Criticisms of Kübler-Ross’s Five Stages of Grief: Some researchers have been skeptical of the validity of there being stages to grief among the dying (Friedman & James, 2008). As Kübler- Ross notes in her own work, it is difficult to empirically test the experiences of the dying. “How do you do research on dying,…? When you cannot verify your data and cannot set up experiments?” (Kübler-Ross, 1969, p. 19). She and four students from the Chicago Theology Seminary in 1965 decided to listen to the experiences of dying patients, but her ideas about death and dying are based on the interviewers’ collective “feelings” about what the dying were experiencing and needed (Kübler-Ross, 1969). While she goes on to say in support of her approach that she and her students read nothing about the prior literature on death and dying, so as to have no preconceived ideas, a later work revealed that her own experiences of grief from childhood undoubtedly colored her perceptions of the grieving process (Kübler-Ross & Kessler, 2005). Kübler-Ross is adamant in her theory that the one stage that all those who are dying go through is anger. It is clear from her 2005 book that anger played a central role in “her” grief, and did so for many years (Friedman & James, 2008).

There have been challenges to the notion that denial and acceptance are beneficial to the grieving process (Telford, Kralik, & Koch, 2006). Denial can become a barrier between the patient and health care specialists, and reduce the ability to educate and treat the patient. Similarly, acceptance of a terminal diagnosis may also lead patients to give up and forgo treatments to alleviate their symptoms. In fact, some research suggests that optimism about one’s prognosis may help in one’s adjustment and increase longevity (Taylor, Kemeny, Reed, Bower & Gruenewald, 2000).

A third criticism is not so much of Kübler-Ross’s work, but how others have assumed that these stages apply to anyone who is grieving. Her research focused only on those who were terminally ill. This does not mean that others who are grieving the loss of someone would necessarily experience grief in the same way. Friedman and James (2008) and Telford et al. (2006) expressed concern that mental health professionals, along with the general public, may assume that grief follows a set pattern, which may create more harm than good.

Lastly, the Yale Bereavement Study, completed between January 2000 and January 2003, did not find support for Kübler-Ross’s five stage theory of grief (Maciejewski, Zhang, Block, & Prigerson, 2007). Results indicated that acceptance was the most commonly reported reaction from the start, and yearning was the most common negative feature for the first two years. The other variables, such as disbelief, depression, and anger, were typically absent or minimal.

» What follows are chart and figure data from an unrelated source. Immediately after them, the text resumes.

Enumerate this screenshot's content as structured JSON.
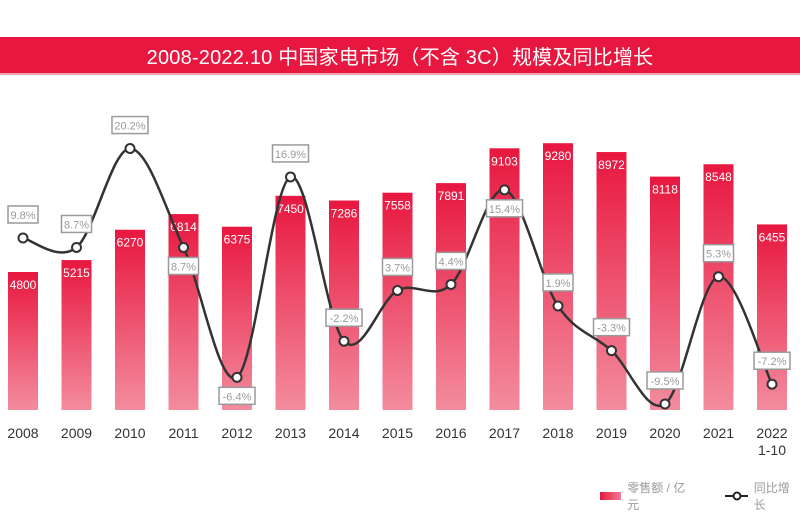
{
  "title": "2008-2022.10 中国家电市场（不含 3C）规模及同比增长",
  "colors": {
    "bar_top": "#e8173f",
    "bar_bottom": "#f38c9e",
    "line": "#333333",
    "title_bg": "#e8173f",
    "label_border": "#9a9a9a",
    "label_text": "#9a9a9a"
  },
  "chart_data": {
    "type": "bar",
    "title": "2008-2022.10 中国家电市场（不含 3C）规模及同比增长",
    "categories": [
      "2008",
      "2009",
      "2010",
      "2011",
      "2012",
      "2013",
      "2014",
      "2015",
      "2016",
      "2017",
      "2018",
      "2019",
      "2020",
      "2021",
      "2022\n1-10"
    ],
    "category_labels": [
      [
        "2008"
      ],
      [
        "2009"
      ],
      [
        "2010"
      ],
      [
        "2011"
      ],
      [
        "2012"
      ],
      [
        "2013"
      ],
      [
        "2014"
      ],
      [
        "2015"
      ],
      [
        "2016"
      ],
      [
        "2017"
      ],
      [
        "2018"
      ],
      [
        "2019"
      ],
      [
        "2020"
      ],
      [
        "2021"
      ],
      [
        "2022",
        "1-10"
      ]
    ],
    "series": [
      {
        "name": "零售额 / 亿元",
        "type": "bar",
        "values": [
          4800,
          5215,
          6270,
          6814,
          6375,
          7450,
          7286,
          7558,
          7891,
          9103,
          9280,
          8972,
          8118,
          8548,
          6455
        ]
      },
      {
        "name": "同比增长",
        "type": "line",
        "unit": "%",
        "values": [
          9.8,
          8.7,
          20.2,
          8.7,
          -6.4,
          16.9,
          -2.2,
          3.7,
          4.4,
          15.4,
          1.9,
          -3.3,
          -9.5,
          5.3,
          -7.2
        ],
        "labels": [
          "9.8%",
          "8.7%",
          "20.2%",
          "8.7%",
          "-6.4%",
          "16.9%",
          "-2.2%",
          "3.7%",
          "4.4%",
          "15.4%",
          "1.9%",
          "-3.3%",
          "-9.5%",
          "5.3%",
          "-7.2%"
        ]
      }
    ],
    "xlabel": "",
    "ylabel": "",
    "ylim_bar": [
      0,
      10000
    ],
    "ylim_line": [
      -10,
      21
    ],
    "grid": false,
    "legend_position": "bottom-right"
  },
  "legend": {
    "bar_label": "零售额 / 亿元",
    "line_label": "同比增长"
  }
}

Although there is criticism of the Five Stages of Grief Model, Kübler-Ross made people more aware of the needs and concerns of the dying, especially those who were terminally ill. As she notes,

…when a patient is severely ill, he is often treated like a person with no right to an opinion. It is often someone else who makes the decision if and when and where a patient should be hospitalized. It would take so little to remember that the sick person has feelings, has wishes and opinions, and has – most important of all – the right to be heard. (1969, p. 7-8).

Dual-Process Model of Grieving: The dual-process model takes into consideration that bereaved individuals move back and forth between grieving and preparing for life without their loved one (Stroebe & Schut, 2001; Stroebe, Schut, & Stroebe, 2005). This model focuses on a loss orientation, which emphasizes the feelings of loss and yearning for the deceased and a restoration orientation, which centers on the grieving individual reestablishing roles and activities they had prior to the death of their loved one. When oriented toward loss grieving individuals look back, and when oriented toward restoration they look forward. As one cannot look both back and forward at the same time, a bereaved person must shift back and forth between the two. Both orientations facilitate normal grieving and interact until bereavement has completed.